Three months later, the numbers told the story:

  • Monthly spend dropped from $180,000 to $72,000 A 60% reduction.
  • Annual savings of $1.3M Extended runway by eight months at current burn rate.
  • Zero degradation in performance P99 latency actually improved slightly due to right-sizing reducing noisy neighbor effects.
  • No reduction in reliability Uptime remained at 99.95% throughout and after the optimization work.

The breakdown of where the savings came from:

Savings breakdown by optimization category.

The engineering layoffs never happened. Instead, the company used part of the savings to hire two additional engineers.

The Approach

The first two weeks were pure discovery. I ran AWS Cost Explorer reports going back 12 months, audited resource utilization across every account, and checked the state of their tagging. The tagging audit was revealing — 40% of their spend couldn’t be attributed to any team or product because the resources weren’t tagged.

The analysis surfaced clear patterns of waste:

I structured the work in three phases:

  1. 1
    Weeks 1-2: Quick wins
    Delete the zombies. This is the easiest money you will ever save. We recovered $9,000/month just by cleaning up unused resources. No risk, no code changes, immediate impact.
  2. 2
    Weeks 3-6: Reserved capacity and right-sizing
    For workloads with predictable usage patterns, we purchased 1-year reserved instances. For everything else, we right-sized based on actual utilization data. This phase required more analysis but was still low-risk.
  3. 3
    Weeks 7-12: Architecture changes
    The bigger wins required code and infrastructure changes, moving batch processing to spot instances, consolidating dev environments, and implementing auto-scaling policies that actually worked.

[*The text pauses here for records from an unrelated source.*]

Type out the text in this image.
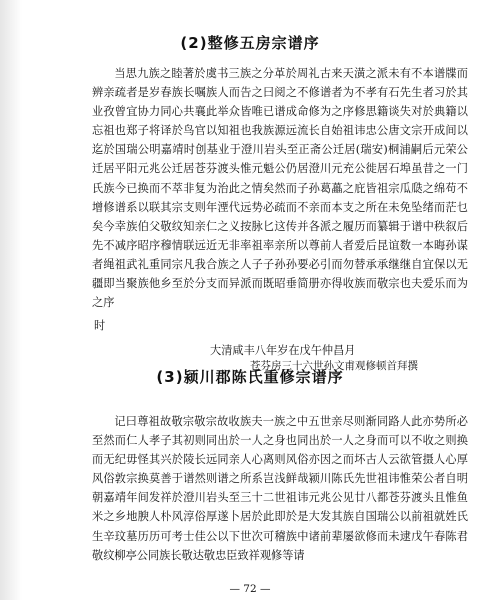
(2)整修五房宗谱序

当思九族之睦著於虞书三族之分革於周礼古来天潢之派未有不本谱牒而辨亲疏者是岁春族长嘱族人而告之曰阅之不修谱者为不孝有石先生者习於其业孜曾宜协力同心共襄此举众皆唯已谱成命修为之序修思籍谈失对於典籍以忘祖也郑子将译於鸟官以知祖也我族源远流长自始祖讳忠公唐文宗开成间以迄於国瑞公明嘉靖时创基业于澄川岩头至正斋公迁居(瑞安)桐浦嗣后元荣公迁居平阳元兆公迁居苍芬渡头惟元魁公仍居澄川元充公徙居石埠虽昔之一门氏族今已换而不萃非复为治此之情矣然而子孙葛藟之庇皆祖宗瓜瓞之绵苟不增修谱系以联其宗支则年湮代远势必疏而不亲而本支之所在未免坠绪而茫乜矣今幸族伯父敬纹知亲仁之义按脉匕这传并各派之履历而纂辑于谱中秩叙后先不减序昭序穆情联远近无非率祖率亲所以尊前人者爱后昆谊数一本晦孙谋者绳祖武礼重同宗凡我合族之人子子孙孙要必引而勿替承承继继自宜保以无疆即当聚族他乡至於分支而异派而既昭垂简册亦得收族而敬宗也夫爱乐而为之序

时
大清咸丰八年岁在戊午仲昌月
苍芬房三十六世孙文甫观修顿首拜撰
(3)颍川郡陈氏重修宗谱序

记曰尊祖故敬宗敬宗故收族夫一族之中五世亲尽则渐同路人此亦势所必至然而仁人孝子其初则同出於一人之身也同出於一人之身而可以不收之则换而无纪毋怪其兴於陵长远同亲人心离则风俗亦因之而坏古人云欲管摄人心厚风俗敦宗换莫善于谱然则谱之所系岂浅鲜哉颍川陈氏先世祖讳惟荣公者自明朝嘉靖年间发祥於澄川岩头至三十二世祖讳元兆公见廿八都苍芬渡头且惟鱼米之乡地腴人朴风淳俗厚遂卜居於此即於是大发其族自国瑞公以前祖就姓氏生辛玟墓历历可考士佳公以下世次可稽族中诸前辈屡欲修而未逮戊午春陈君敬纹柳亭公同族长敬达敬忠臣致祥观修等请

— 72 —
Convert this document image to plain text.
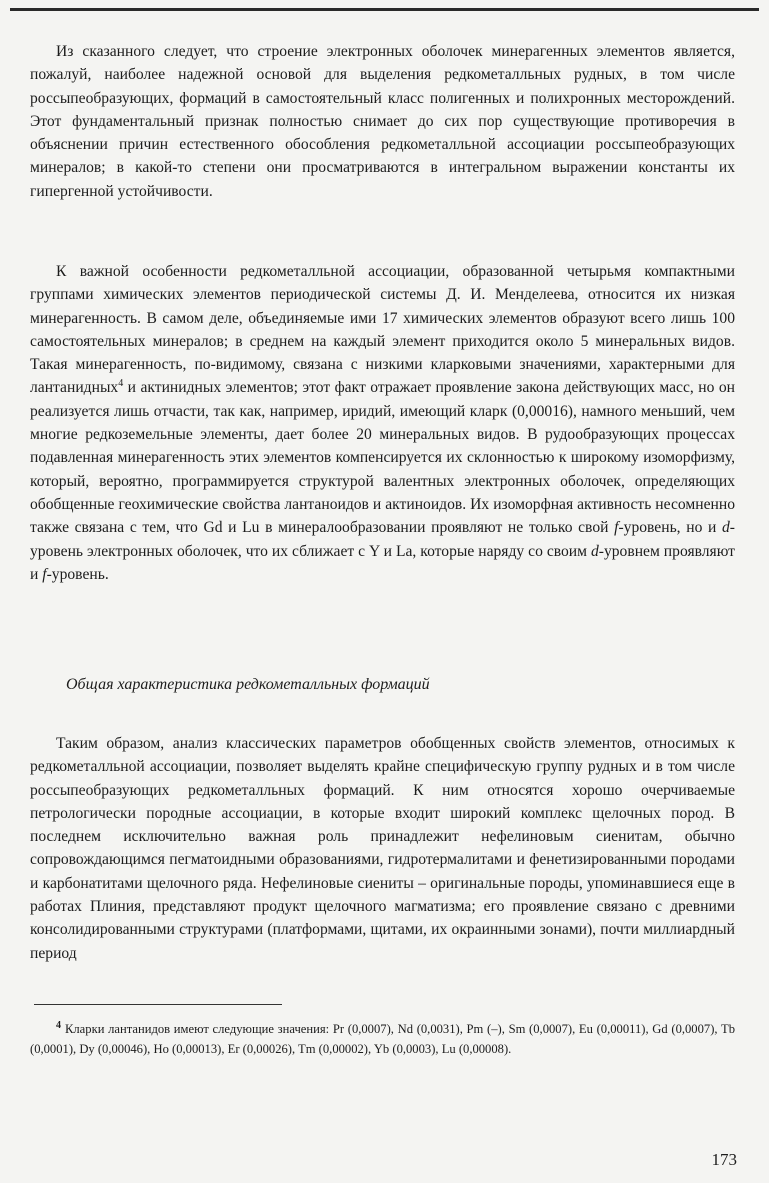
Из сказанного следует, что строение электронных оболочек минерагенных элементов является, пожалуй, наиболее надежной основой для выделения редкометалльных рудных, в том числе россыпеобразующих, формаций в самостоятельный класс полигенных и полихронных месторождений. Этот фундаментальный признак полностью снимает до сих пор существующие противоречия в объяснении причин естественного обособления редкометалльной ассоциации россыпеобразующих минералов; в какой-то степени они просматриваются в интегральном выражении константы их гипергенной устойчивости.

К важной особенности редкометалльной ассоциации, образованной четырьмя компактными группами химических элементов периодической системы Д. И. Менделеева, относится их низкая минерагенность. В самом деле, объединяемые ими 17 химических элементов образуют всего лишь 100 самостоятельных минералов; в среднем на каждый элемент приходится около 5 минеральных видов. Такая минерагенность, по-видимому, связана с низкими кларковыми значениями, характерными для лантанидных$^4$ и актинидных элементов; этот факт отражает проявление закона действующих масс, но он реализуется лишь отчасти, так как, например, иридий, имеющий кларк (0,00016), намного меньший, чем многие редкоземельные элементы, дает более 20 минеральных видов. В рудообразующих процессах подавленная минерагенность этих элементов компенсируется их склонностью к широкому изоморфизму, который, вероятно, программируется структурой валентных электронных оболочек, определяющих обобщенные геохимические свойства лантаноидов и актиноидов. Их изоморфная активность несомненно также связана с тем, что Gd и Lu в минералообразовании проявляют не только свой f-уровень, но и d-уровень электронных оболочек, что их сближает с Y и La, которые наряду со своим d-уровнем проявляют и f-уровень.

Общая характеристика редкометалльных формаций

Таким образом, анализ классических параметров обобщенных свойств элементов, относимых к редкометалльной ассоциации, позволяет выделять крайне специфическую группу рудных и в том числе россыпеобразующих редкометалльных формаций. К ним относятся хорошо очерчиваемые петрологически породные ассоциации, в которые входит широкий комплекс щелочных пород. В последнем исключительно важная роль принадлежит нефелиновым сиенитам, обычно сопровождающимся пегматоидными образованиями, гидротермалитами и фенетизированными породами и карбонатитами щелочного ряда. Нефелиновые сиениты – оригинальные породы, упоминавшиеся еще в работах Плиния, представляют продукт щелочного магматизма; его проявление связано с древними консолидированными структурами (платформами, щитами, их окраинными зонами), почти миллиардный период

$^4$ Кларки лантанидов имеют следующие значения: Pr (0,0007), Nd (0,0031), Pm (–), Sm (0,0007), Eu (0,00011), Gd (0,0007), Tb (0,0001), Dy (0,00046), Ho (0,00013), Er (0,00026), Tm (0,00002), Yb (0,0003), Lu (0,00008).

173
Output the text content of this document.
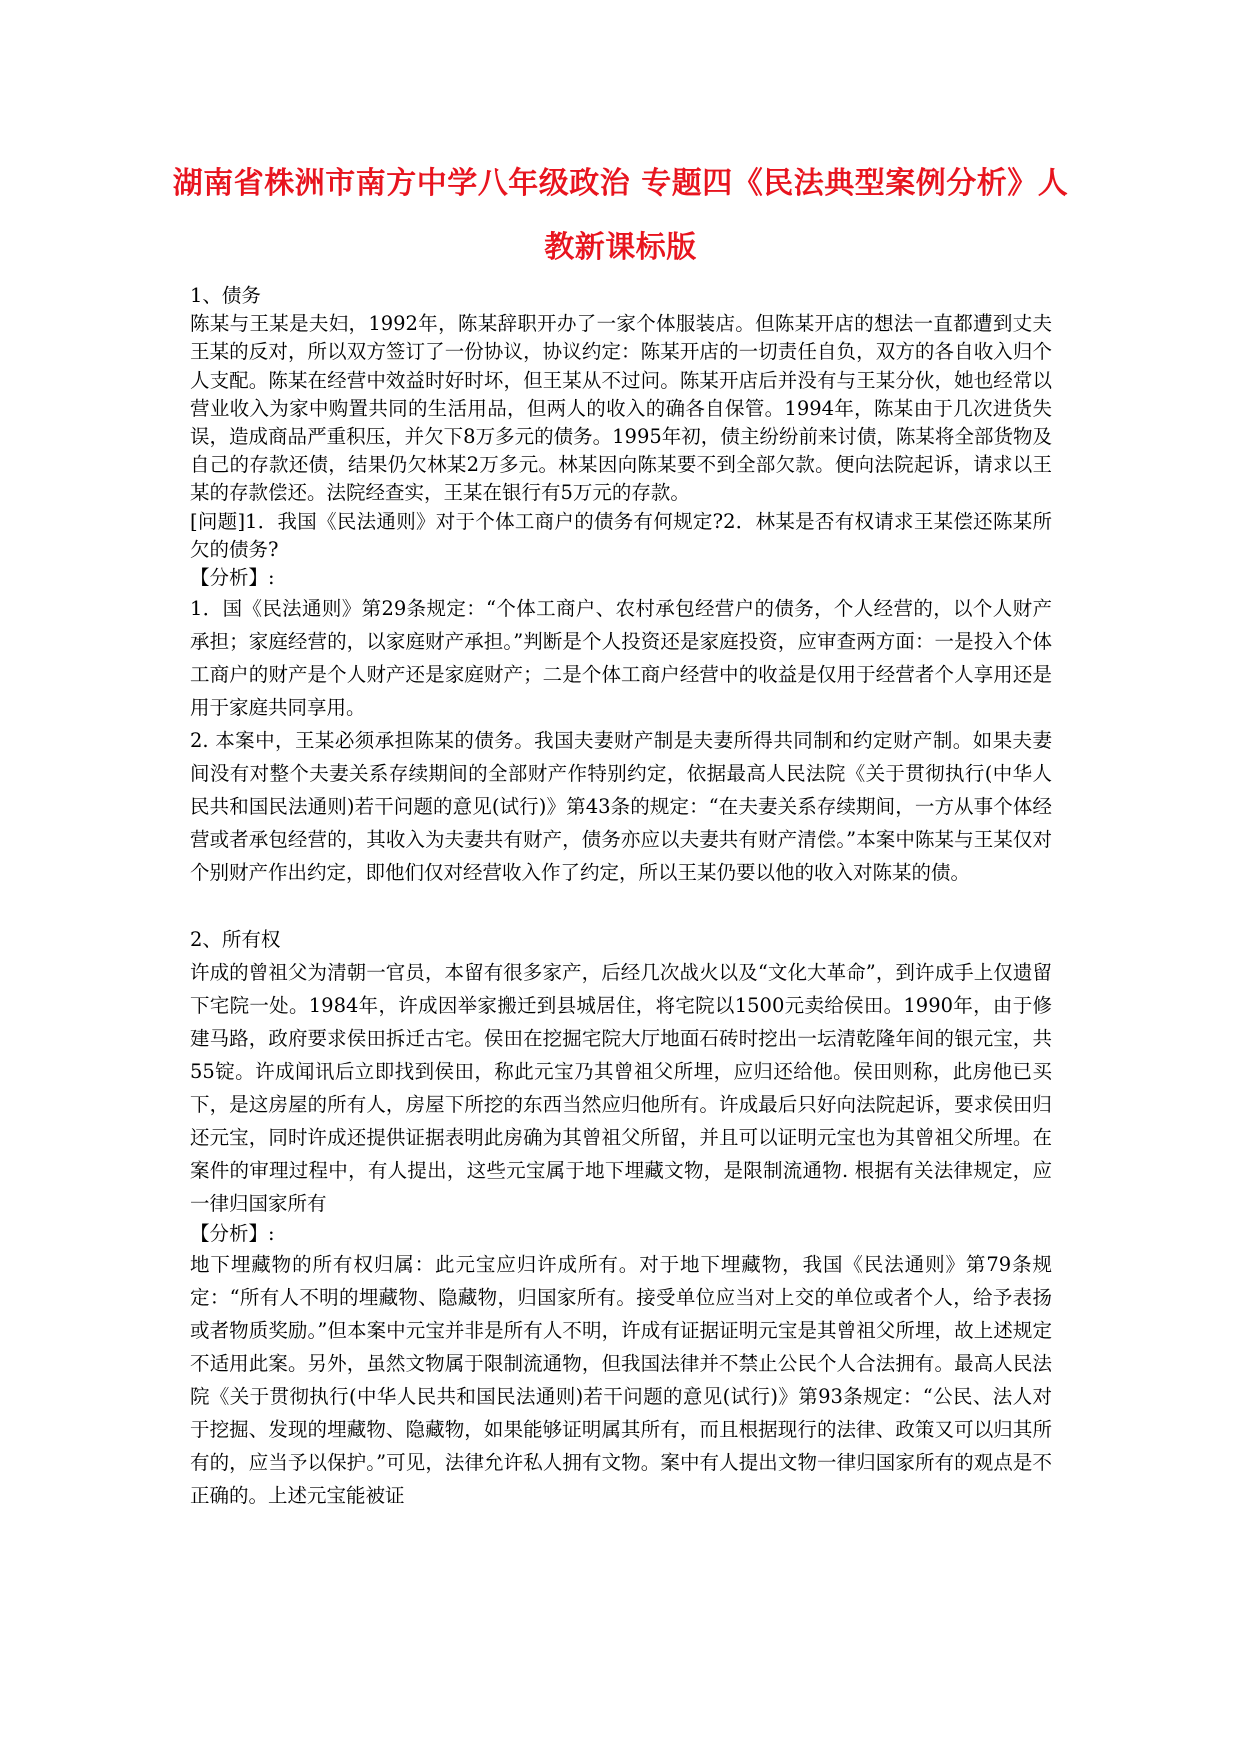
湖南省株洲市南方中学八年级政治 专题四《民法典型案例分析》人
教新课标版

1、债务

陈某与王某是夫妇，1992年，陈某辞职开办了一家个体服装店。但陈某开店的想法一直都遭到丈夫王某的反对，所以双方签订了一份协议，协议约定：陈某开店的一切责任自负，双方的各自收入归个人支配。陈某在经营中效益时好时坏，但王某从不过问。陈某开店后并没有与王某分伙，她也经常以营业收入为家中购置共同的生活用品，但两人的收入的确各自保管。1994年，陈某由于几次进货失误，造成商品严重积压，并欠下8万多元的债务。1995年初，债主纷纷前来讨债，陈某将全部货物及自己的存款还债，结果仍欠林某2万多元。林某因向陈某要不到全部欠款。便向法院起诉，请求以王某的存款偿还。法院经查实，王某在银行有5万元的存款。

[问题]1．我国《民法通则》对于个体工商户的债务有何规定?2．林某是否有权请求王某偿还陈某所欠的债务?

【分析】:

1．国《民法通则》第29条规定：“个体工商户、农村承包经营户的债务，个人经营的，以个人财产承担；家庭经营的，以家庭财产承担。”判断是个人投资还是家庭投资，应审查两方面：一是投入个体工商户的财产是个人财产还是家庭财产；二是个体工商户经营中的收益是仅用于经营者个人享用还是用于家庭共同享用。

2. 本案中，王某必须承担陈某的债务。我国夫妻财产制是夫妻所得共同制和约定财产制。如果夫妻间没有对整个夫妻关系存续期间的全部财产作特别约定，依据最高人民法院《关于贯彻执行(中华人民共和国民法通则)若干问题的意见(试行)》第43条的规定：“在夫妻关系存续期间，一方从事个体经营或者承包经营的，其收入为夫妻共有财产，债务亦应以夫妻共有财产清偿。”本案中陈某与王某仅对个别财产作出约定，即他们仅对经营收入作了约定，所以王某仍要以他的收入对陈某的债。

2、所有权

许成的曾祖父为清朝一官员，本留有很多家产，后经几次战火以及“文化大革命”，到许成手上仅遗留下宅院一处。1984年，许成因举家搬迁到县城居住，将宅院以1500元卖给侯田。1990年，由于修建马路，政府要求侯田拆迁古宅。侯田在挖掘宅院大厅地面石砖时挖出一坛清乾隆年间的银元宝，共55锭。许成闻讯后立即找到侯田，称此元宝乃其曾祖父所埋，应归还给他。侯田则称，此房他已买下，是这房屋的所有人，房屋下所挖的东西当然应归他所有。许成最后只好向法院起诉，要求侯田归还元宝，同时许成还提供证据表明此房确为其曾祖父所留，并且可以证明元宝也为其曾祖父所埋。在案件的审理过程中，有人提出，这些元宝属于地下埋藏文物，是限制流通物. 根据有关法律规定，应一律归国家所有

【分析】:

地下埋藏物的所有权归属：此元宝应归许成所有。对于地下埋藏物，我国《民法通则》第79条规定：“所有人不明的埋藏物、隐藏物，归国家所有。接受单位应当对上交的单位或者个人，给予表扬或者物质奖励。”但本案中元宝并非是所有人不明，许成有证据证明元宝是其曾祖父所埋，故上述规定不适用此案。另外，虽然文物属于限制流通物，但我国法律并不禁止公民个人合法拥有。最高人民法院《关于贯彻执行(中华人民共和国民法通则)若干问题的意见(试行)》第93条规定：“公民、法人对于挖掘、发现的埋藏物、隐藏物，如果能够证明属其所有，而且根据现行的法律、政策又可以归其所有的，应当予以保护。”可见，法律允许私人拥有文物。案中有人提出文物一律归国家所有的观点是不正确的。上述元宝能被证
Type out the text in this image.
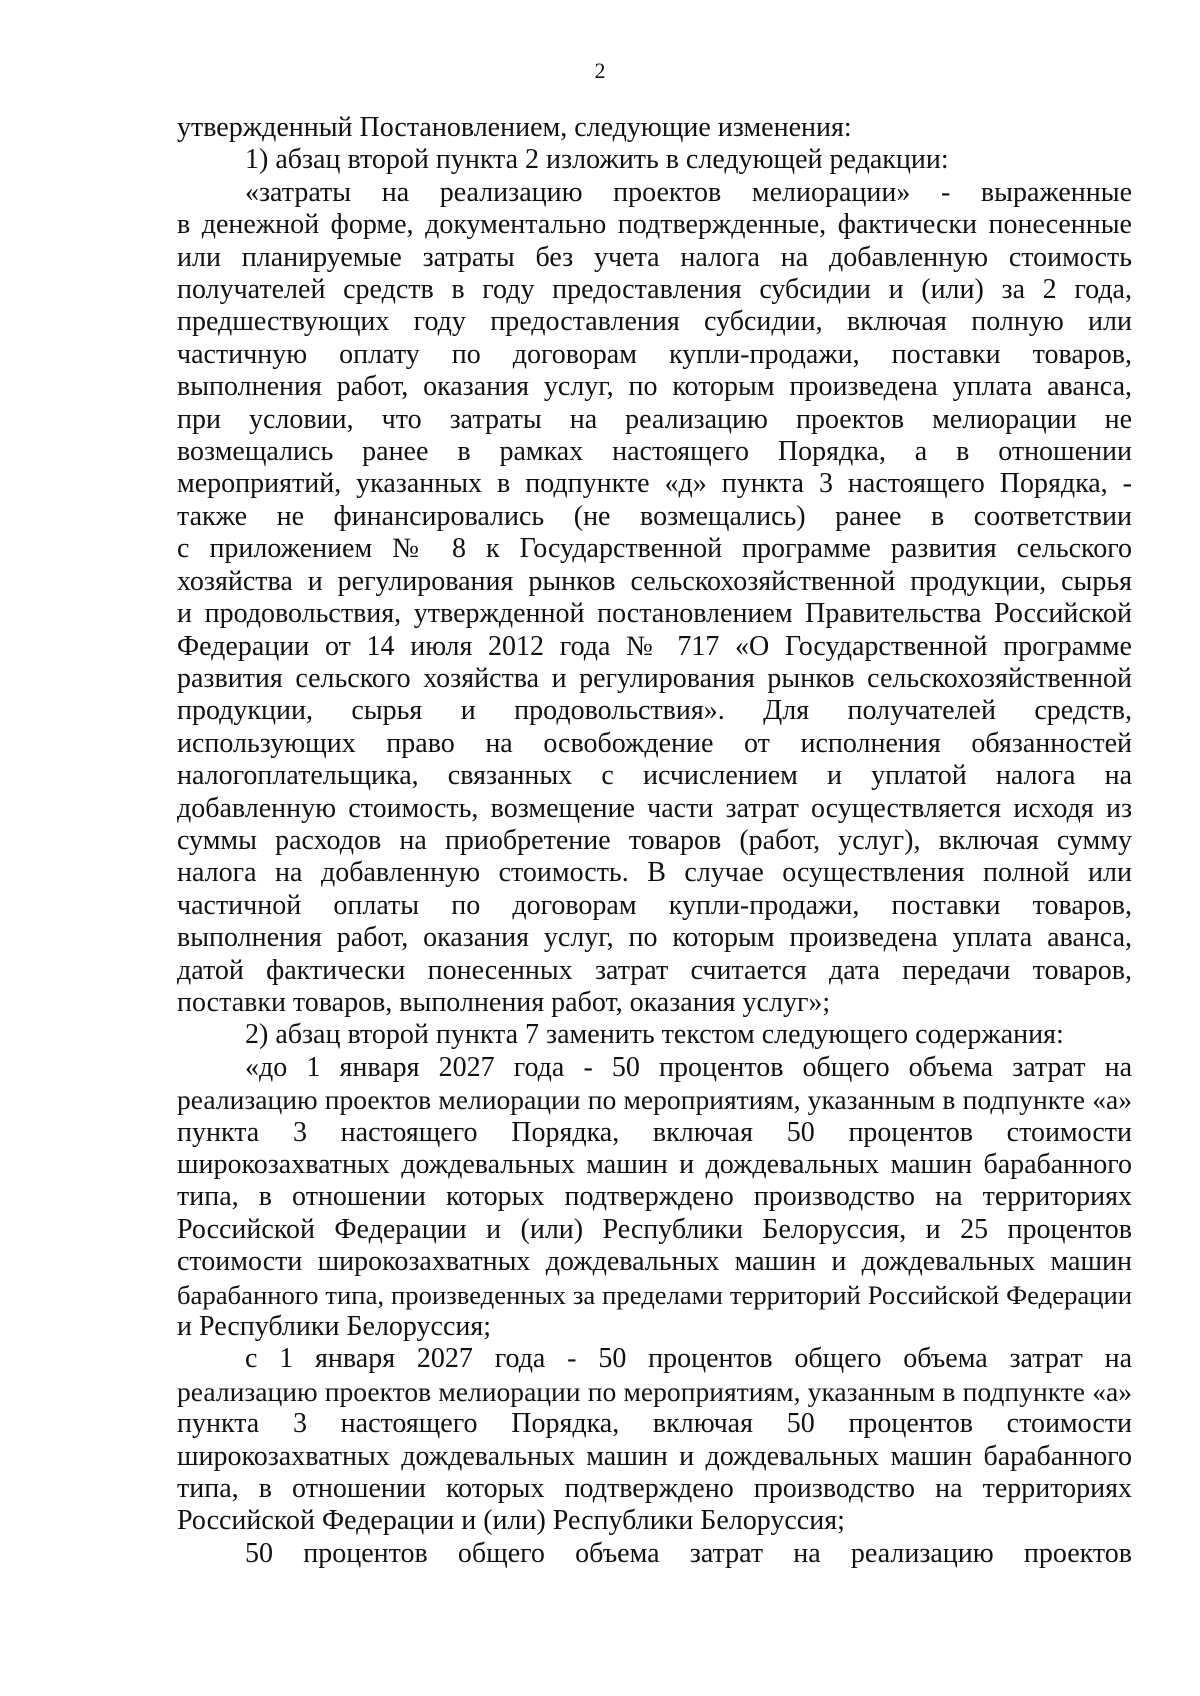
2

утвержденный Постановлением, следующие изменения:

1) абзац второй пункта 2 изложить в следующей редакции:

«затраты на реализацию проектов мелиорации» - выраженные

в денежной форме, документально подтвержденные, фактически понесенные

или планируемые затраты без учета налога на добавленную стоимость

получателей средств в году предоставления субсидии и (или) за 2 года,

предшествующих году предоставления субсидии, включая полную или

частичную оплату по договорам купли-продажи, поставки товаров,

выполнения работ, оказания услуг, по которым произведена уплата аванса,

при условии, что затраты на реализацию проектов мелиорации не

возмещались ранее в рамках настоящего Порядка, а в отношении

мероприятий, указанных в подпункте «д» пункта 3 настоящего Порядка, -

также не финансировались (не возмещались) ранее в соответствии

с приложением № 8 к Государственной программе развития сельского

хозяйства и регулирования рынков сельскохозяйственной продукции, сырья

и продовольствия, утвержденной постановлением Правительства Российской

Федерации от 14 июля 2012 года № 717 «О Государственной программе

развития сельского хозяйства и регулирования рынков сельскохозяйственной

продукции, сырья и продовольствия». Для получателей средств,

использующих право на освобождение от исполнения обязанностей

налогоплательщика, связанных с исчислением и уплатой налога на

добавленную стоимость, возмещение части затрат осуществляется исходя из

суммы расходов на приобретение товаров (работ, услуг), включая сумму

налога на добавленную стоимость. В случае осуществления полной или

частичной оплаты по договорам купли-продажи, поставки товаров,

выполнения работ, оказания услуг, по которым произведена уплата аванса,

датой фактически понесенных затрат считается дата передачи товаров,

поставки товаров, выполнения работ, оказания услуг»;

2) абзац второй пункта 7 заменить текстом следующего содержания:

«до 1 января 2027 года - 50 процентов общего объема затрат на

реализацию проектов мелиорации по мероприятиям, указанным в подпункте «а»

пункта 3 настоящего Порядка, включая 50 процентов стоимости

широкозахватных дождевальных машин и дождевальных машин барабанного

типа, в отношении которых подтверждено производство на территориях

Российской Федерации и (или) Республики Белоруссия, и 25 процентов

стоимости широкозахватных дождевальных машин и дождевальных машин

барабанного типа, произведенных за пределами территорий Российской Федерации

и Республики Белоруссия;

с 1 января 2027 года - 50 процентов общего объема затрат на

реализацию проектов мелиорации по мероприятиям, указанным в подпункте «а»

пункта 3 настоящего Порядка, включая 50 процентов стоимости

широкозахватных дождевальных машин и дождевальных машин барабанного

типа, в отношении которых подтверждено производство на территориях

Российской Федерации и (или) Республики Белоруссия;

50 процентов общего объема затрат на реализацию проектов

The resistance came from the right-sizing phase. Engineers were nervous about smaller instances. “What if we get a traffic spike?” We addressed this by load testing the right-sized configuration before making changes. In every case, the smaller instances handled the load fine. The previous sizing had been based on guesses, not data.

The Solution

Beyond the immediate cost cuts, we built systems to prevent the problem from recurring:

  • Visibility tooling We implemented IBM Kubecost, a Kubernetes cost monitoring tool that attributes spend to namespaces and workloads, and set up custom CloudWatch dashboards for non-containerized resources. Every team could now see exactly what their services cost. Accountability changed behavior — teams started optimizing on their own once they could see the numbers.
  • Automated scaling The existing auto-scaling policies were either missing or misconfigured. We implemented target tracking scaling for the application tier and scheduled scaling for the dev environments, scaling to zero nights and weekends.
  • Spot instances for batch Their data pipeline ran nightly batch jobs that were perfect for spot instances: fault-tolerant, flexible on timing, and not customer-facing. Moving these workloads to spot cut that portion of the bill by 70%.
  • Governance We established tagging standards and enforced them through AWS Service Control Policies. New resources without proper tags could not be created. Monthly cost review meetings became part of the engineering rhythm, with each team responsible for their spend.

The dev environment consolidation deserves special mention. Eight separate environments became two shared environments with namespace isolation — a 75% reduction in infrastructure footprint (8 → 2). Developers could still work independently, but the compute, database, and networking costs dropped proportionally. Scheduled scaling meant those environments cost almost nothing outside business hours.

Key Takeaways

  • Start with visibility You can't optimize what you can't measure. The tagging audit and cost attribution work was unsexy but essential. Once teams could see their costs, optimization happened organically.
  • Quick wins build credibility Cleaning up unused resources in the first two weeks saved $9,000/month and proved we were making progress. That credibility made the harder conversations about architecture changes easier.
  • Right-sizing fears are usually unfounded Engineers oversize instances because they're worried about the unknown. Actual utilization data almost always shows massive headroom. Load test to prove it, then make the change.